Food Column: Learning about sustainable techniques
I often marvel at how hard my parents worked to put food on the table as they raised us five kids. Of course we were all required to help whether that was planting and weeding the garden, cleaning veggies or even butchering chickens.
There were many times I can recall my mother sweeping her hand over the meal and announcing “Everything on this table, except for the salt and pepper, was grown right here.”
In retrospect, these meals were delectable and more than likely included a home grown chicken, cooked to golden perfection on a grill rotisserie; a steaming bowl of green beans; creamy white potatoes mounded high in a bowl and usually strawberries or some other fruit for dessert.
As kids we would acknowledge Mom’s comment with a “yeah, yeah,” as we plowed into the food, never really giving much credence to the significance of the meal before us. We all thought everyone ate this way. But as I have come to find out, we were very fortunate to have this healthy food available right outside our own back door.
I was thinking about that phenomenon when I walked into the fourth annual Sustainability Fair last Tuesday. It was held in the ArtStart building in downtown Rhinelander and I always look forward to this event with great anticipation.
That’s because a lot of the exhibitors have the same mind set when it comes to growing and producing healthy foods and products that are good for our bodies as well as our environment. Every year, this fair gets bigger and better and last Tuesday was no exception.
I sampled some awesome goat cheese made at the Hillbilly Hollow Farm; a friendly young lad participating in the Farm to School program at Northland Pines gave me a free packet of turnip seeds for my own garden, and I had a real interesting conversation with Esther Dolphin who was promoting her Naked Acres Farm where organic vegetables, meat and eggs are produced. There were booths demonstrating environmental friendly cleaning supplies and products for the home; organic skin care products; native plant demonstrations and even live bees at the Oneida County Beekeepers booth.
Unique and eye opening ideas abound at these types of fairs and I learned a lot as I perused the booths. One idea came from Rhinelander resident Jim Sholz who was showing visitors how to preserve food in a very unique way by using a clay chimney flue. I was more than interested as Jim demonstrated how he buried the flue up to its top then filled it with apples, carrots and other root vegetables. The flue is then covered with a piece of insulation and then hay, straw or a layer of thick leaves is mounded over that.
“All winter long you can go out and use the vegetables stored like this,” he said. “They keep right into the spring months.”
I was impressed with Jim as he showed me carrots that looked like they had just been harvested and apples with hardly a wrinkle. And I felt like I had made a new friend.
As a kid, I didn’t have any idea that my parents were unknowingly teaching me such important lessons when it came to providing healthy food for the table. We were living a sustainable life, a notion that is thankfully gaining ground in this day and age. I have learned during the years that many times there is good reason to go back to the days when vegetable gardens, no matter how big or small, were the norm and people took a more dedicated role in producing their own food.

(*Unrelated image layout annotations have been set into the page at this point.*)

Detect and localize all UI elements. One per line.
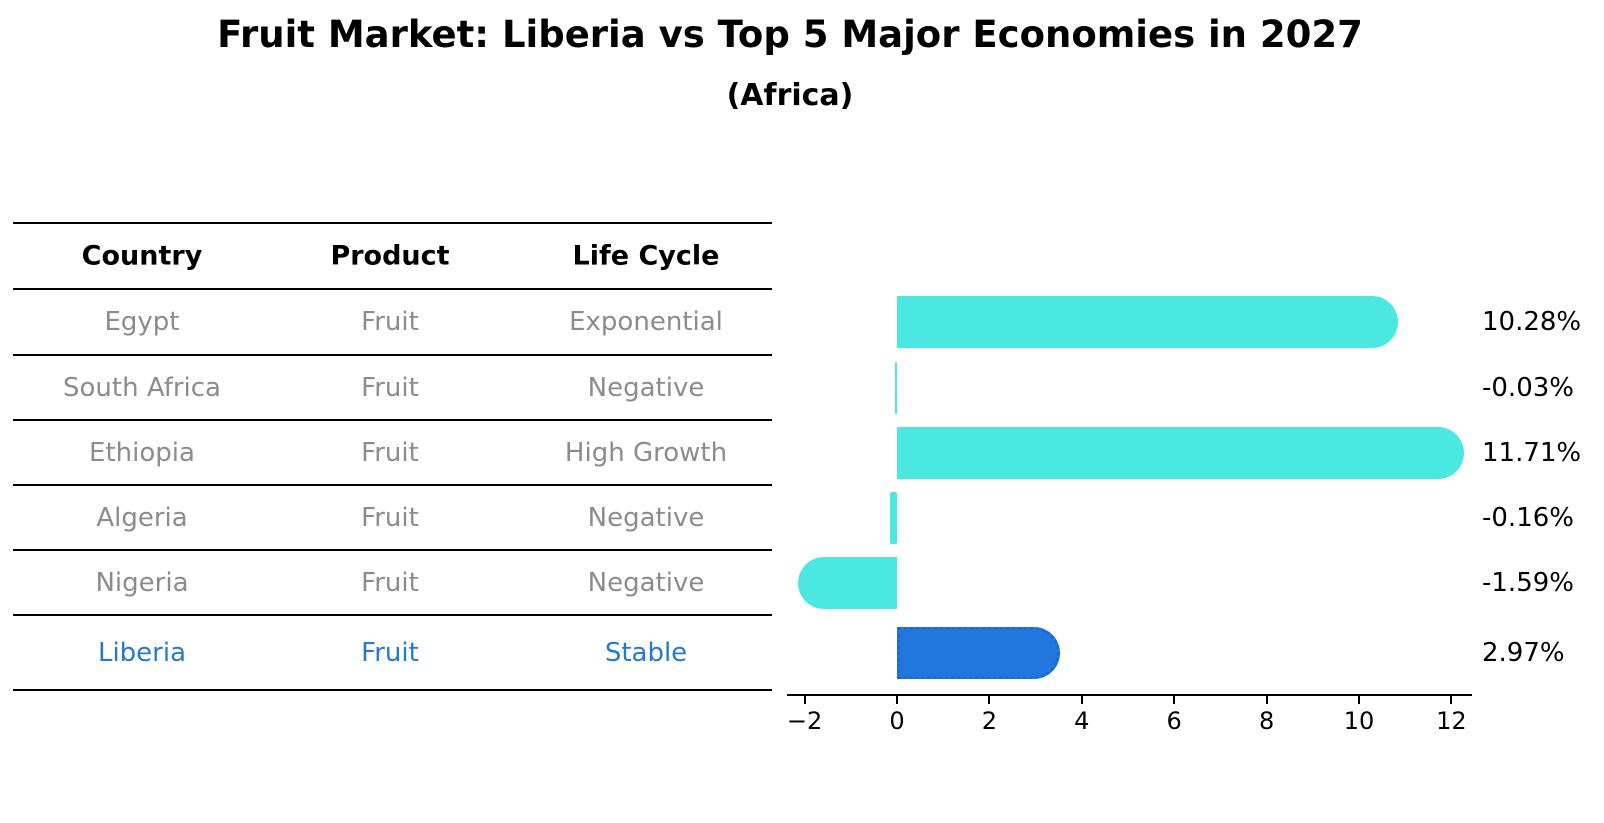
chart-title: Fruit Market: Liberia vs Top 5 Major Eco… <box>217 13 1363 56</box>
x-axis-tick-label: 8 <box>1258 707 1275 735</box>
bar-nigeria <box>797 556 897 609</box>
x-axis-tick-label: 0 <box>889 707 905 735</box>
x-axis-tick-label: 10 <box>1343 707 1375 735</box>
table-cell-product: Fruit <box>361 637 419 668</box>
x-axis-tick-label: −2 <box>786 707 823 735</box>
table-cell-product: Fruit <box>361 502 419 533</box>
bar-value-label: -0.03% <box>1482 372 1574 403</box>
x-axis-tick <box>1173 696 1176 704</box>
table-cell-life-cycle: Negative <box>587 567 705 598</box>
chart-subtitle: (Africa) <box>726 78 854 113</box>
table-row-rule <box>13 549 772 551</box>
table-cell-country: Nigeria <box>95 567 189 598</box>
table-cell-product: Fruit <box>361 437 419 468</box>
table-header-country: Country <box>81 240 203 272</box>
table-row-rule <box>13 614 772 616</box>
table-bottom-rule <box>13 689 772 691</box>
table-cell-country: South Africa <box>63 372 221 403</box>
x-axis-tick-label: 6 <box>1166 707 1182 735</box>
table-cell-product: Fruit <box>361 567 419 598</box>
table-cell-life-cycle: Stable <box>604 637 688 668</box>
x-axis-tick <box>1358 696 1360 704</box>
x-axis-tick-label: 4 <box>1074 707 1090 735</box>
bar-value-label: 10.28% <box>1482 307 1582 337</box>
bar-ethiopia <box>897 426 1464 479</box>
x-axis-tick <box>1080 696 1083 704</box>
x-axis-tick <box>803 696 806 704</box>
table-header-product: Product <box>330 240 450 272</box>
x-axis-tick <box>896 696 898 704</box>
table-row-rule <box>13 419 772 421</box>
table-cell-country: Ethiopia <box>89 437 195 468</box>
table-cell-country: Liberia <box>97 637 187 668</box>
x-axis-line <box>787 694 1472 696</box>
table-cell-life-cycle: Negative <box>587 502 705 533</box>
bar-egypt <box>897 296 1398 348</box>
table-row-rule <box>13 354 772 356</box>
x-axis-tick-label: 2 <box>981 707 998 735</box>
table-header-life-cycle: Life Cycle <box>572 240 720 272</box>
bar-value-label: 11.71% <box>1482 437 1582 468</box>
table-top-rule <box>13 222 772 224</box>
bar-value-label: 2.97% <box>1482 637 1565 668</box>
table-cell-product: Fruit <box>361 372 419 403</box>
table-cell-life-cycle: Exponential <box>569 307 723 337</box>
table-cell-life-cycle: Negative <box>587 372 705 403</box>
bar-south-africa <box>895 361 897 414</box>
x-axis-tick <box>988 696 991 704</box>
bar-liberia <box>897 626 1061 679</box>
x-axis-tick-label: 12 <box>1436 707 1467 735</box>
table-cell-country: Algeria <box>96 502 188 533</box>
bar-value-label: -0.16% <box>1482 502 1574 533</box>
bar-value-label: -1.59% <box>1482 567 1574 598</box>
table-cell-product: Fruit <box>361 307 419 337</box>
table-row-rule <box>13 484 772 486</box>
table-row-rule <box>13 288 772 290</box>
bar-algeria <box>889 491 897 544</box>
x-axis-tick <box>1450 696 1453 704</box>
table-cell-country: Egypt <box>104 307 180 337</box>
x-axis-tick <box>1265 696 1268 704</box>
table-cell-life-cycle: High Growth <box>564 437 728 468</box>
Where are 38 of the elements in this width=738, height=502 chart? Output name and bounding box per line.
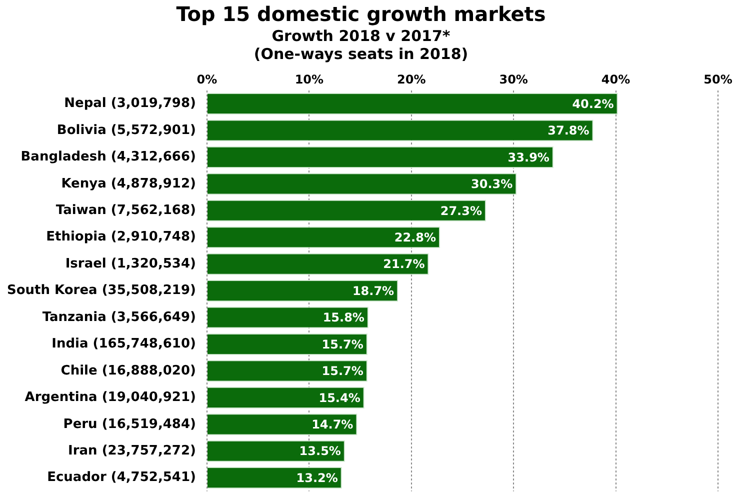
data-label: 21.7% (383, 257, 425, 272)
data-label: 40.2% (572, 96, 614, 111)
data-label: 37.8% (548, 124, 590, 138)
x-tick-label: 30% (499, 72, 528, 86)
x-tick-label: 50% (704, 72, 732, 86)
y-tick-label: Iran (23,757,272) (68, 443, 196, 458)
data-label: 13.2% (296, 470, 338, 485)
y-tick-label: Tanzania (3,566,649) (42, 310, 196, 325)
y-tick-label: Bangladesh (4,312,666) (20, 150, 196, 165)
data-label: 15.7% (322, 337, 364, 352)
x-tick-label: 20% (397, 72, 426, 86)
data-label: 15.4% (318, 390, 360, 405)
chart-title: Top 15 domestic growth markets (176, 2, 546, 26)
data-label: 18.7% (352, 284, 394, 298)
data-label: 13.5% (299, 444, 341, 458)
y-tick-label: Kenya (4,878,912) (61, 176, 196, 192)
y-tick-label: Taiwan (7,562,168) (56, 203, 196, 218)
y-tick-label: Peru (16,519,484) (63, 416, 196, 432)
chart-subtitle: Growth 2018 v 2017* (One-ways seats in 2018) (254, 26, 468, 63)
data-label: 15.8% (322, 310, 364, 325)
y-tick-label: Argentina (19,040,921) (24, 390, 196, 406)
y-tick-label: South Korea (35,508,219) (6, 283, 196, 298)
y-tick-label: Chile (16,888,020) (60, 363, 196, 378)
y-tick-label: India (165,748,610) (52, 336, 196, 352)
y-tick-label: Bolivia (5,572,901) (56, 122, 196, 138)
x-tick-label: 40% (601, 72, 630, 86)
x-tick-label: 10% (294, 72, 324, 86)
y-tick-label: Israel (1,320,534) (65, 256, 196, 272)
data-label: 15.7% (322, 364, 364, 378)
y-tick-label: Nepal (3,019,798) (64, 96, 196, 112)
y-tick-label: Ecuador (4,752,541) (47, 470, 196, 486)
data-label: 22.8% (394, 230, 436, 244)
data-label: 27.3% (440, 204, 482, 218)
x-tick-label: 0% (196, 72, 218, 86)
data-label: 33.9% (508, 150, 550, 164)
y-tick-label: Ethiopia (2,910,748) (46, 230, 196, 245)
data-label: 30.3% (471, 177, 513, 192)
data-label: 14.7% (312, 418, 354, 432)
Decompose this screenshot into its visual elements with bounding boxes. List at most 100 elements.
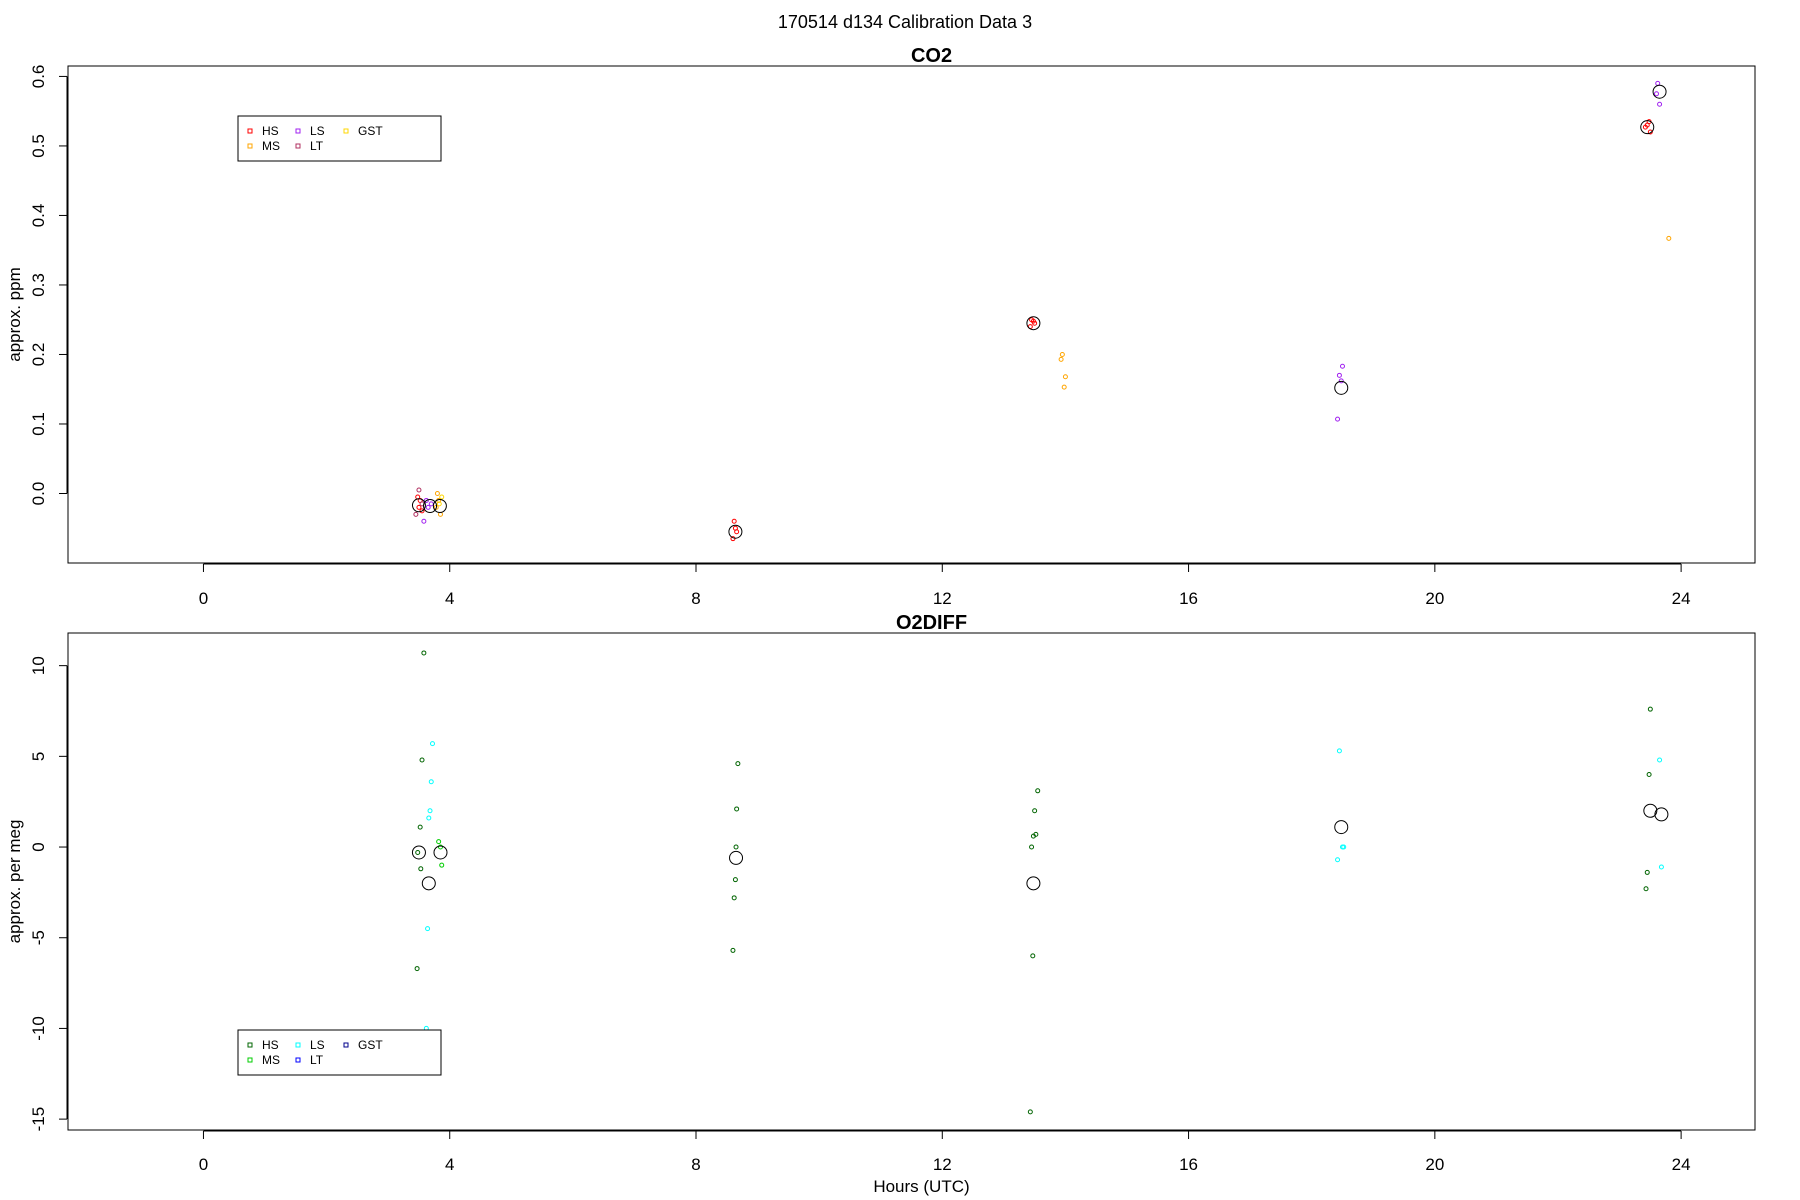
figure-main-title: 170514 d134 Calibration Data 3 bbox=[778, 12, 1032, 32]
data-point bbox=[427, 808, 433, 814]
data-point bbox=[421, 518, 427, 524]
series-gst bbox=[436, 494, 445, 507]
y-tick-label: -5 bbox=[29, 930, 48, 945]
legend-marker bbox=[295, 143, 301, 149]
x-tick-label: 8 bbox=[691, 589, 700, 608]
series-ms bbox=[433, 235, 1672, 517]
data-point bbox=[1657, 101, 1663, 107]
y-axis-label: approx. ppm bbox=[5, 267, 24, 362]
data-point bbox=[1030, 953, 1036, 959]
data-point bbox=[428, 501, 434, 507]
x-tick-label: 4 bbox=[445, 1155, 454, 1174]
y-tick-label: 10 bbox=[29, 656, 48, 675]
x-tick-label: 0 bbox=[199, 1155, 208, 1174]
co2-panel: CO2 0 4 8 12 16 20 24 0.0 0.1 0.2 0.3 0.4 0.5 0.6 appro… bbox=[5, 45, 1756, 608]
data-point bbox=[1062, 374, 1068, 380]
y-tick-label: -15 bbox=[29, 1107, 48, 1132]
mean-point bbox=[728, 524, 743, 539]
data-point bbox=[1653, 91, 1659, 97]
data-point bbox=[734, 806, 740, 812]
data-point bbox=[434, 490, 440, 496]
legend-marker bbox=[295, 128, 301, 134]
data-point bbox=[1027, 1109, 1033, 1115]
x-tick-label: 24 bbox=[1672, 1155, 1691, 1174]
mean-point bbox=[729, 850, 744, 865]
data-point bbox=[1647, 706, 1653, 712]
o2diff-panel: O2DIFF 0 4 8 12 16 20 24 -15 -10 -5 0 5 10 approx. per… bbox=[5, 612, 1756, 1196]
data-point bbox=[1341, 844, 1347, 850]
legend-label: LT bbox=[310, 139, 324, 153]
mean-point bbox=[1640, 120, 1655, 135]
mean-point bbox=[1334, 380, 1349, 395]
data-point bbox=[1646, 771, 1652, 777]
x-axis-label: Hours (UTC) bbox=[873, 1177, 969, 1196]
data-point bbox=[429, 741, 435, 747]
series-ms bbox=[436, 839, 445, 868]
chart-title: CO2 bbox=[911, 45, 952, 67]
data-point bbox=[439, 862, 445, 868]
mean-point bbox=[411, 498, 426, 513]
mean-point bbox=[1026, 876, 1041, 891]
y-tick-label: 5 bbox=[29, 752, 48, 761]
mean-point bbox=[421, 876, 436, 891]
data-point bbox=[731, 895, 737, 901]
legend-box bbox=[237, 115, 442, 162]
legend-label: LT bbox=[310, 1053, 324, 1067]
legend-marker bbox=[247, 128, 253, 134]
data-point bbox=[421, 650, 427, 656]
y-tick-label: 0.6 bbox=[29, 65, 48, 89]
legend-marker bbox=[247, 143, 253, 149]
legend-label: HS bbox=[262, 1038, 279, 1052]
x-tick-label: 12 bbox=[933, 589, 952, 608]
mean-point bbox=[411, 845, 426, 860]
data-point bbox=[1642, 124, 1648, 130]
data-point bbox=[1644, 869, 1650, 875]
legend-marker bbox=[247, 1042, 253, 1048]
series-hs bbox=[415, 119, 1653, 542]
legend-marker bbox=[343, 1042, 349, 1048]
mean-point bbox=[432, 499, 447, 514]
data-point bbox=[428, 779, 434, 785]
mean-point bbox=[423, 499, 438, 514]
series-ls bbox=[423, 741, 1664, 1031]
x-tick-label: 8 bbox=[691, 1155, 700, 1174]
x-tick-label: 24 bbox=[1672, 589, 1691, 608]
data-point bbox=[415, 849, 421, 855]
mean-point bbox=[1652, 84, 1667, 99]
data-point bbox=[439, 494, 445, 500]
legend-box bbox=[237, 1029, 442, 1076]
x-tick-label: 20 bbox=[1425, 589, 1444, 608]
data-point bbox=[1035, 788, 1041, 794]
mean-point bbox=[1643, 803, 1658, 818]
mean-point bbox=[1026, 316, 1041, 331]
plot-area bbox=[67, 65, 1756, 564]
mean-point bbox=[433, 845, 448, 860]
y-tick-label: 0.3 bbox=[29, 273, 48, 297]
legend-label: GST bbox=[358, 124, 383, 138]
y-tick-label: 0.0 bbox=[29, 482, 48, 506]
legend-marker bbox=[247, 1057, 253, 1063]
data-point bbox=[1339, 363, 1345, 369]
data-point bbox=[425, 504, 431, 510]
data-point bbox=[1647, 129, 1653, 135]
series-lt bbox=[413, 487, 425, 517]
data-point bbox=[1666, 235, 1672, 241]
data-point bbox=[1336, 372, 1342, 378]
x-tick-label: 16 bbox=[1179, 1155, 1198, 1174]
x-tick-label: 20 bbox=[1425, 1155, 1444, 1174]
data-point bbox=[1338, 378, 1344, 384]
mean-point bbox=[1654, 807, 1669, 822]
data-point bbox=[730, 947, 736, 953]
data-point bbox=[436, 839, 442, 845]
data-point bbox=[1658, 864, 1664, 870]
data-point bbox=[1059, 351, 1065, 357]
legend-marker bbox=[295, 1042, 301, 1048]
y-tick-label: 0.4 bbox=[29, 204, 48, 228]
legend-marker bbox=[343, 128, 349, 134]
data-point bbox=[733, 844, 739, 850]
data-point bbox=[1032, 808, 1038, 814]
data-point bbox=[437, 844, 443, 850]
data-point bbox=[418, 866, 424, 872]
y-tick-label: 0 bbox=[29, 842, 48, 851]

I have come to appreciate the satisfying work it took to produce food for our family. Not only did I grow strong on such nourishing sustenance but I learned with a little effort I could also have the satisfaction of announcing, “Everything on this table was produced in my own backyard.”
Garden Stuffed Potatoes
4 large potatoes
2 Tbs. butter
1 small onion, chopped
1 Tbs. olive oil
2 cups cooked broccoli
½ cup ranch style salad dressing
Salt and pepper to taste
2 tsp. dried parsley
Preheat oven to 400 degrees. Pierce the skin of the potatoes with a fork. Bake potatoes until soft. Remove from oven and let cool. Sauté onion in the olive oil until tender then combine with broccoli and salad dressing. Once the potatoes are cool carefully cut off tops horizontally and scoop out potato meat without breaking the skins. Mash thoroughly and combine with broccoli mixture. Brush the outside of the potato skins with oil and then spoon potato mixture into the skins. Arrange stuffed potatoes on a cookie sheet. Bake potatoes for 15 minutes at 400 degrees, or until heated through. Season with salt, pepper, and parsley.